The Microsoft share price  [MSFT] has climbed gained 27.7% so far in 2021 to close at $277.94 on 9 July. The Microsoft share price gained 7.4% in the first four weeks of the year to close 28 January at $238.93, maintaining this level until 18 February before a downslide saw it close 4 March at $226.73.

Until the end of March, the Microsoft share price failed to clock significant gains, but after closing at $231.85 on 30 March it had a rapid surge of 7.4% to close at $249.07 on 5 April. The Microsoft share price made steady gains until 27 April when it closed at $261.97 before a poor run saw it close 12 May 8.8% down at $239.

Since then, however, a sustained run has seen the Microsoft share price gain 16.5% to hit its 6 July level. This leaves the Microsoft share price 32.2% above its level 12 months ago.

27.7%

Microsoft's YTD share price rise

  

Microsoft’s Mancunian journey

The Microsoft share price has been boosted by a partnership with Manchester-based vehicle data startup Wejo.

In the long run, the partnership could see Wejo (a contraction of “we journey”) integrated into Microsoft’s data platform, permitting business sharing, analytics, artificial intelligence and machine learning. According to the press release that announced the partnership, both companies share a “respect for and total commitment to data privacy and security”.

Explaining the reason for the partnership Richard Barlow, founder and CEO of Wejo, said: “Microsoft came up with a really compelling solution about how we can leverage their machine learning and AI capabilities to actually provide even more incredible products back to OEMs [original equipment manufacturers] and key industries that want to use connected vehicle data,” “So Microsoft’s [cloud computing service] Azure doing that heavy lifting is really going to speed up our business.”

“Microsoft came up with a really compelling solution about how we can leverage their machine learning and AI capabilities to actually provide even more incredible products back to OEMs [original equipment manufacturers] and key industries that want to use connected vehicle data” - Richard Barlow, founder and CEO of Wejo

 

Wejo collects 16 billion data points daily from a network of 11 million live vehicles. Wejo has taken in more than 10 trillion data points to date, and Microsoft Azure’s data management capability will assist it in handling data on this kind of scale

“Connected vehicle data creates the potential to drive broad transformation across industries,” Sanjay Ravi, general manager of automotive, mobility and transportation industries at Microsoft, said.

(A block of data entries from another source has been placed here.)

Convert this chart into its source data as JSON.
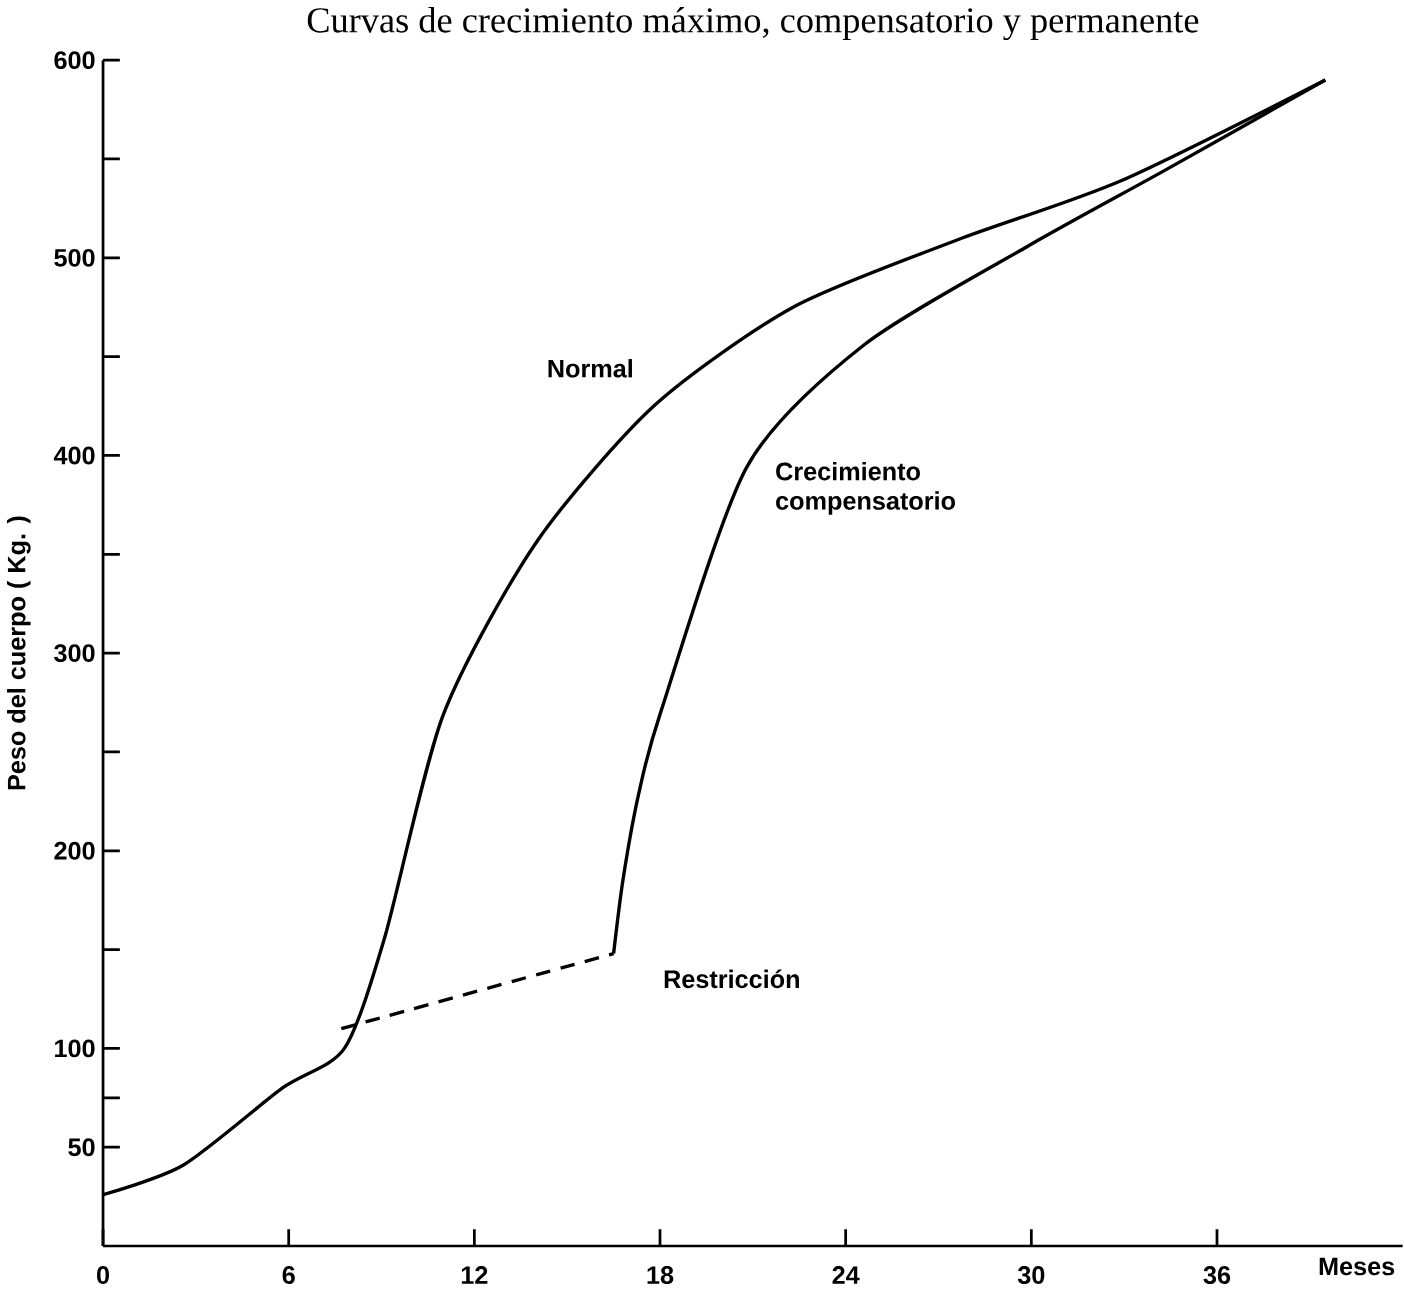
{
  "chart_data": {
    "type": "line",
    "title": "Curvas de crecimiento máximo, compensatorio y permanente",
    "xlabel": "Meses",
    "ylabel": "Peso del cuerpo ( Kg. )",
    "xlim": [
      0,
      42
    ],
    "xticks": [
      0,
      6,
      12,
      18,
      24,
      30,
      36
    ],
    "ylim": [
      0,
      600
    ],
    "yticks": [
      {
        "value": 50,
        "label": "50"
      },
      {
        "value": 75,
        "label": null
      },
      100,
      {
        "value": 150,
        "label": null
      },
      200,
      {
        "value": 250,
        "label": null
      },
      300,
      {
        "value": 350,
        "label": null
      },
      400,
      {
        "value": 450,
        "label": null
      },
      500,
      {
        "value": 550,
        "label": null
      },
      600
    ],
    "grid": false,
    "legend": false,
    "marker": "none",
    "series": [
      {
        "name": "Normal",
        "color": "#000000",
        "line_style": "solid",
        "x": [
          0,
          2.6,
          5.8,
          7.8,
          9.1,
          11,
          14,
          17.8,
          22.3,
          27.6,
          32.9,
          39.5
        ],
        "values": [
          26,
          41,
          80,
          100,
          156,
          269,
          356,
          425,
          475,
          509,
          539,
          590
        ]
      },
      {
        "name": "Restricción",
        "color": "#000000",
        "line_style": "dashed",
        "x": [
          7.7,
          16.5
        ],
        "values": [
          110,
          148
        ]
      },
      {
        "name": "Crecimiento compensatorio",
        "color": "#000000",
        "line_style": "solid",
        "x": [
          16.5,
          16.8,
          17.3,
          18,
          20.8,
          24.6,
          29.9,
          34.4,
          39.5
        ],
        "values": [
          148,
          185,
          228,
          269,
          394,
          456,
          506,
          545,
          590
        ]
      }
    ]
  }
}
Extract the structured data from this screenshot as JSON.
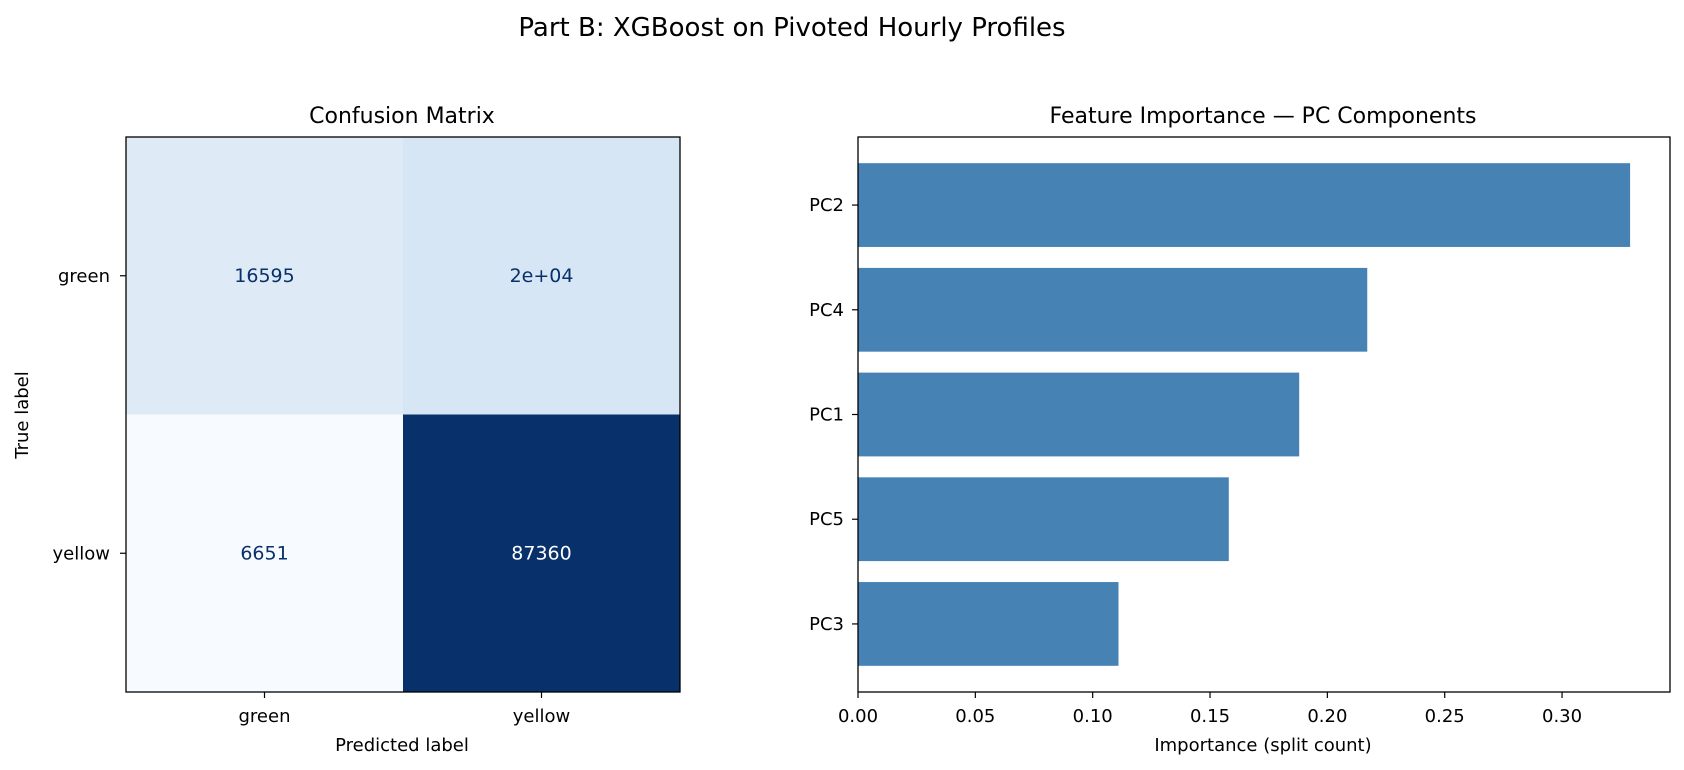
{
  "suptitle": "Part B: XGBoost on Pivoted Hourly Profiles",
  "chart_data": [
    {
      "type": "heatmap",
      "title": "Confusion Matrix",
      "xlabel": "Predicted label",
      "ylabel": "True label",
      "x_categories": [
        "green",
        "yellow"
      ],
      "y_categories": [
        "green",
        "yellow"
      ],
      "values": [
        [
          16595,
          20000
        ],
        [
          6651,
          87360
        ]
      ],
      "cell_labels": [
        [
          "16595",
          "2e+04"
        ],
        [
          "6651",
          "87360"
        ]
      ],
      "colormap": "Blues",
      "text_colors": {
        "dark": "#08306b",
        "light": "#ffffff"
      }
    },
    {
      "type": "bar",
      "orientation": "horizontal",
      "title": "Feature Importance — PC Components",
      "xlabel": "Importance (split count)",
      "ylabel": "",
      "categories": [
        "PC2",
        "PC4",
        "PC1",
        "PC5",
        "PC3"
      ],
      "values": [
        0.329,
        0.217,
        0.188,
        0.158,
        0.111
      ],
      "xlim": [
        0,
        0.346
      ],
      "xticks": [
        0.0,
        0.05,
        0.1,
        0.15,
        0.2,
        0.25,
        0.3
      ],
      "xtick_labels": [
        "0.00",
        "0.05",
        "0.10",
        "0.15",
        "0.20",
        "0.25",
        "0.30"
      ],
      "bar_color": "#4682b4",
      "grid": false
    }
  ]
}
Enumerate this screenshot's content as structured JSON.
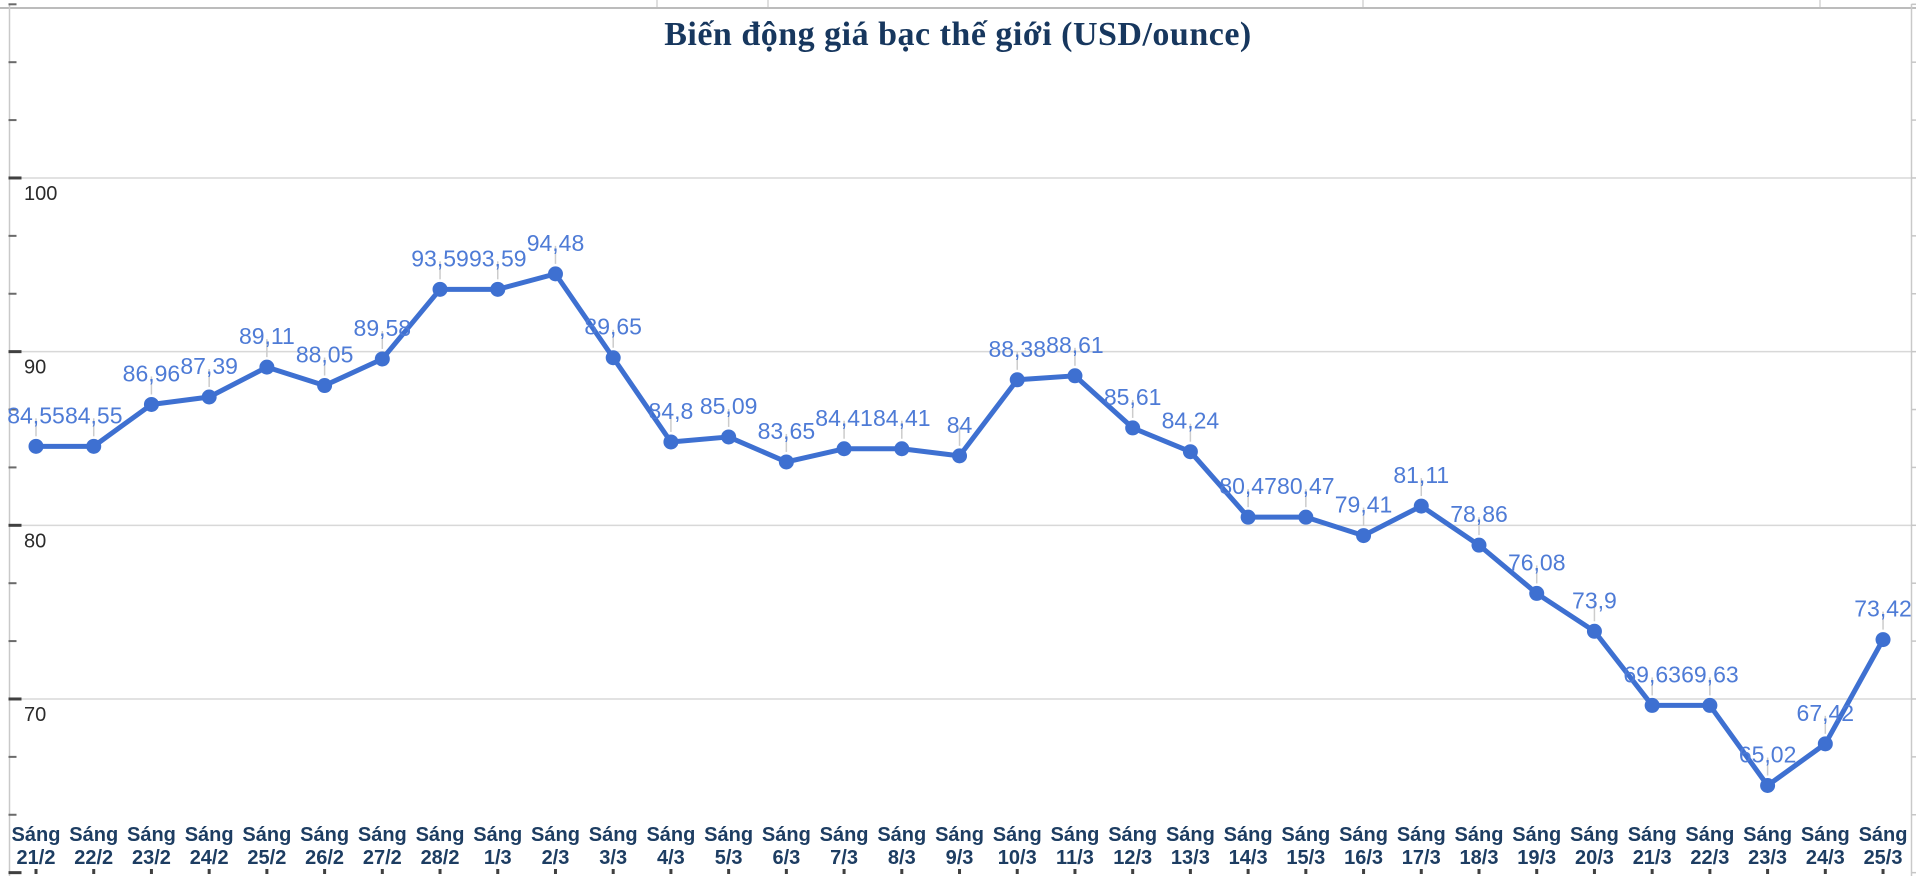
{
  "page": {
    "background": "#ffffff",
    "kind": "embedded spreadsheet line chart screenshot"
  },
  "chart_data": {
    "type": "line",
    "title": "Biến động giá bạc thế giới (USD/ounce)",
    "xlabel": "",
    "ylabel": "",
    "legend": "none",
    "grid": "horizontal-major-only",
    "decimal_separator": ",",
    "ylim": [
      60,
      110
    ],
    "y_ticks": [
      100,
      90,
      80,
      70
    ],
    "y_tick_labels": [
      "100",
      "90",
      "80",
      "70"
    ],
    "categories": [
      "Sáng 21/2",
      "Sáng 22/2",
      "Sáng 23/2",
      "Sáng 24/2",
      "Sáng 25/2",
      "Sáng 26/2",
      "Sáng 27/2",
      "Sáng 28/2",
      "Sáng 1/3",
      "Sáng 2/3",
      "Sáng 3/3",
      "Sáng 4/3",
      "Sáng 5/3",
      "Sáng 6/3",
      "Sáng 7/3",
      "Sáng 8/3",
      "Sáng 9/3",
      "Sáng 10/3",
      "Sáng 11/3",
      "Sáng 12/3",
      "Sáng 13/3",
      "Sáng 14/3",
      "Sáng 15/3",
      "Sáng 16/3",
      "Sáng 17/3",
      "Sáng 18/3",
      "Sáng 19/3",
      "Sáng 20/3",
      "Sáng 21/3",
      "Sáng 22/3",
      "Sáng 23/3",
      "Sáng 24/3",
      "Sáng 25/3"
    ],
    "values": [
      84.55,
      84.55,
      86.96,
      87.39,
      89.11,
      88.05,
      89.58,
      93.59,
      93.59,
      94.48,
      89.65,
      84.8,
      85.09,
      83.65,
      84.41,
      84.41,
      84,
      88.38,
      88.61,
      85.61,
      84.24,
      80.47,
      80.47,
      79.41,
      81.11,
      78.86,
      76.08,
      73.9,
      69.63,
      69.63,
      65.02,
      67.42,
      73.42
    ],
    "value_labels": [
      "84,55",
      "84,55",
      "86,96",
      "87,39",
      "89,11",
      "88,05",
      "89,58",
      "93,59",
      "93,59",
      "94,48",
      "89,65",
      "84,8",
      "85,09",
      "83,65",
      "84,41",
      "84,41",
      "84",
      "88,38",
      "88,61",
      "85,61",
      "84,24",
      "80,47",
      "80,47",
      "79,41",
      "81,11",
      "78,86",
      "76,08",
      "73,9",
      "69,63",
      "69,63",
      "65,02",
      "67,42",
      "73,42"
    ],
    "colors": {
      "line": "#3E70D1",
      "point": "#3E70D1",
      "data_label": "#4E7BD6",
      "category_label": "#1D3D62",
      "title": "#17375E",
      "gridline": "#D8D8D8",
      "axis_line": "#C9C9C9",
      "major_tick": "#404040",
      "minor_tick": "#6A6A6A",
      "y_tick_label": "#2B2B2B",
      "leader_line": "#CCCCCC",
      "bottom_dot": "#3F3F3F",
      "top_border": "#BCBCBC"
    }
  }
}
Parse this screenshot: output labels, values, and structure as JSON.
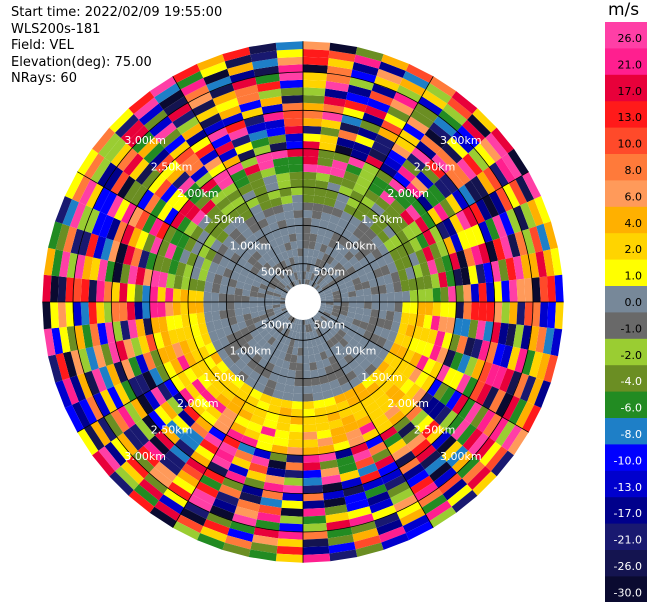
{
  "info": {
    "start_time": "Start time: 2022/02/09 19:55:00",
    "site": "WLS200s-181",
    "field": "Field: VEL",
    "elevation": "Elevation(deg): 75.00",
    "nrays": "NRays: 60"
  },
  "chart_data": {
    "type": "ppi-polar",
    "field": "VEL",
    "unit": "m/s",
    "range_rings_m": [
      500,
      1000,
      1500,
      2000,
      2500,
      3000
    ],
    "ring_labels": [
      "500m",
      "1.00km",
      "1.50km",
      "2.00km",
      "2.50km",
      "3.00km"
    ],
    "max_range_m": 3400,
    "gate_spacing_m": 100,
    "nrays": 60,
    "colorbar": {
      "tick_labels": [
        "26.0",
        "21.0",
        "17.0",
        "13.0",
        "10.0",
        "8.0",
        "6.0",
        "4.0",
        "2.0",
        "1.0",
        "0.0",
        "-1.0",
        "-2.0",
        "-4.0",
        "-6.0",
        "-8.0",
        "-10.0",
        "-13.0",
        "-17.0",
        "-21.0",
        "-26.0",
        "-30.0"
      ],
      "colors": [
        "#ff3fa6",
        "#ff1f8f",
        "#e8003a",
        "#ff1a1a",
        "#ff4a2a",
        "#ff7a3a",
        "#ff9a5a",
        "#ffb000",
        "#ffd400",
        "#ffff00",
        "#778899",
        "#696969",
        "#9acd32",
        "#6b8e23",
        "#228b22",
        "#1e7fc7",
        "#0000ff",
        "#0000cd",
        "#00008b",
        "#191970",
        "#141450",
        "#0a0a30"
      ]
    }
  }
}
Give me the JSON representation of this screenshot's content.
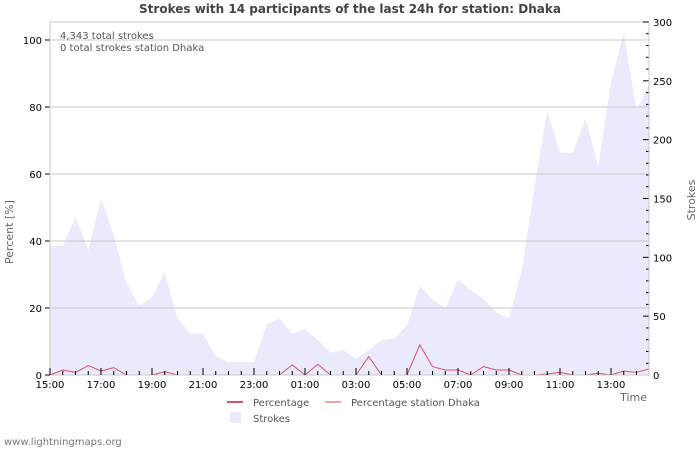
{
  "title": "Strokes with 14 participants of the last 24h for station: Dhaka",
  "annotations": {
    "total_strokes": "4,343 total strokes",
    "total_station": "0 total strokes station Dhaka"
  },
  "footer": "www.lightningmaps.org",
  "colors": {
    "strokes_fill": "#eaeafc",
    "percentage_line": "#d9506e",
    "percentage_station_line": "#f4a0a0",
    "grid": "#c8c8c8",
    "axis": "#c8c8c8"
  },
  "chart_data": {
    "type": "area",
    "title": "Strokes with 14 participants of the last 24h for station: Dhaka",
    "xlabel": "Time",
    "ylabel_left": "Percent   [%]",
    "ylabel_right": "Strokes",
    "ylim_left": [
      0,
      100
    ],
    "ylim_right": [
      0,
      300
    ],
    "left_ticks": [
      "0",
      "20",
      "40",
      "60",
      "80",
      "100"
    ],
    "right_ticks": [
      "0",
      "50",
      "100",
      "150",
      "200",
      "250",
      "300"
    ],
    "x_tick_labels": [
      "15:00",
      "17:00",
      "19:00",
      "21:00",
      "23:00",
      "01:00",
      "03:00",
      "05:00",
      "07:00",
      "09:00",
      "11:00",
      "13:00"
    ],
    "x_step_minutes": 30,
    "grid": true,
    "legend_position": "bottom",
    "legend": [
      "Percentage",
      "Percentage station Dhaka",
      "Strokes"
    ],
    "series": [
      {
        "name": "Strokes",
        "axis": "right",
        "values": [
          110,
          110,
          134,
          106,
          150,
          119,
          78,
          59,
          66,
          88,
          48,
          35,
          35,
          16,
          11,
          11,
          11,
          43,
          48,
          35,
          39,
          30,
          19,
          21,
          14,
          21,
          30,
          31,
          42,
          76,
          64,
          57,
          81,
          72,
          65,
          53,
          48,
          89,
          161,
          225,
          189,
          189,
          218,
          177,
          249,
          291,
          225,
          246
        ]
      },
      {
        "name": "Percentage",
        "axis": "left",
        "values": [
          0,
          1.5,
          0.8,
          2.8,
          1.2,
          2.2,
          0,
          0,
          0,
          1,
          0,
          0,
          0,
          0,
          0,
          0,
          0,
          0,
          0,
          3,
          0,
          3.2,
          0,
          0,
          0,
          5.5,
          0,
          0,
          0,
          9,
          2.5,
          1.5,
          1.5,
          0,
          2.5,
          1.5,
          1.5,
          0,
          0,
          0.3,
          0.8,
          0,
          0,
          0.5,
          0,
          1.2,
          0.8,
          1.8
        ]
      },
      {
        "name": "Percentage station Dhaka",
        "axis": "left",
        "values": [
          0,
          0,
          0,
          0,
          0,
          0,
          0,
          0,
          0,
          0,
          0,
          0,
          0,
          0,
          0,
          0,
          0,
          0,
          0,
          0,
          0,
          0,
          0,
          0,
          0,
          0,
          0,
          0,
          0,
          0,
          0,
          0,
          0,
          0,
          0,
          0,
          0,
          0,
          0,
          0,
          0,
          0,
          0,
          0,
          0,
          0,
          0,
          0
        ]
      }
    ]
  }
}
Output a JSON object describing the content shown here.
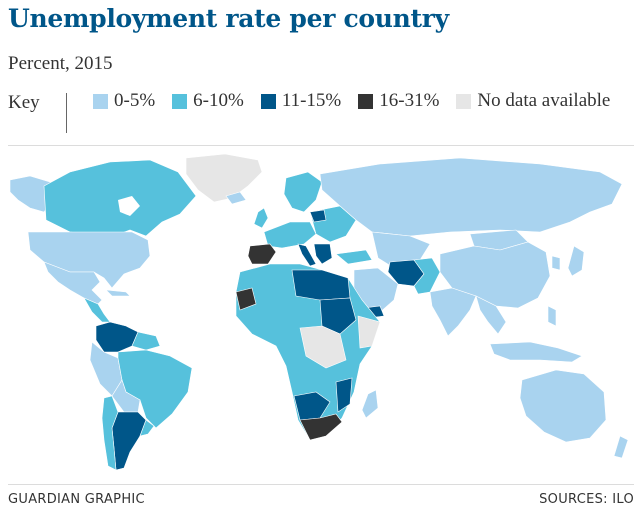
{
  "title": "Unemployment rate per country",
  "subtitle": "Percent, 2015",
  "key": {
    "label": "Key",
    "items": [
      {
        "label": "0-5%",
        "color": "#a9d3ef"
      },
      {
        "label": "6-10%",
        "color": "#56c1dc"
      },
      {
        "label": "11-15%",
        "color": "#005689"
      },
      {
        "label": "16-31%",
        "color": "#333333"
      },
      {
        "label": "No data available",
        "color": "#e6e6e6"
      }
    ]
  },
  "footer": {
    "credit": "GUARDIAN GRAPHIC",
    "sources": "SOURCES: ILO"
  }
}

“With Wejo’s extensive and growing data assets on Azure, together we have the opportunity to help customers make better business decisions, provide differentiated customer experiences, find new revenue streams and drive future innovation,” he added.

The partnership is initially likely to focus on areas such as traffic and insurance solutions, remote diagnostics, integrated payments, advertising, retail and logistics. There is also thought to be scope to utilise Wejo data for Microsoft’s mapping solutions.

“With Wejo’s extensive and growing data assets on Azure, together we have the opportunity to help customers make better business decisions, provide differentiated customer experiences, find new revenue streams and drive future innovation” - Sanjay Ravi

 

Wejo has entered a separate partnership with software company Palantir [PLTR] and global insurance provider Sompo Holdings [TYO.8630], under which Sompo will analyse Wejo’s connected vehicle data using Palantir’s Foundry platform.

Wejo is the subject of an upcoming merger with special purpose acquisition company Virtuoso Acquisition Corp, and as part of the associated PIPE financing Microsoft and Sompo have agreed to a $25m combined investment in Wejo. The news was announced on 29 June, and saw the Microsoft share price gain 1%.

 

Big tech or next-gen?

The Microsoft share price is a key driver of the market’s broader big tech theme, and the stock forms a key holding in many of the sector’s largest ETFs.

It is the second-largest holding in the Invesco QQQ Trust [QQQ], which tracks the Nasdaq Index, at 9.5% of the fund’s value as of 9 July. The ETF has gained 13% in 2021 to date, and 41% over the past 12 months.

Microsoft is also the second-largest holding in the iShares US Technology ETF [IYW], with the fund weighted 17.6% towards the Microsoft share price as of 7 July. The ETF also carries Palantir, though the stock is way down the list in 104th position (out of 164) and 0.1% of the fund’s weight.

The fund has grown 16.9% in the year to date, and 46.9% in the past 12 months.

This performance is similar to that of the Invesco QQQ Trust, and both have underperformed the ARK Next Generation Internet ETF [ARKW]. The fund has from 72% over the past 12 months. The ETF does not hold Microsoft but holds Palantir as the 19th largest holding at 1.79% of the fund (as of 7 July) — a result of its focus on newer growth stocks as opposed to established big tech firms. The ETF’s growth of 3.4% through 2021, however, suggests that established big tech has had a better run of late than new challengers.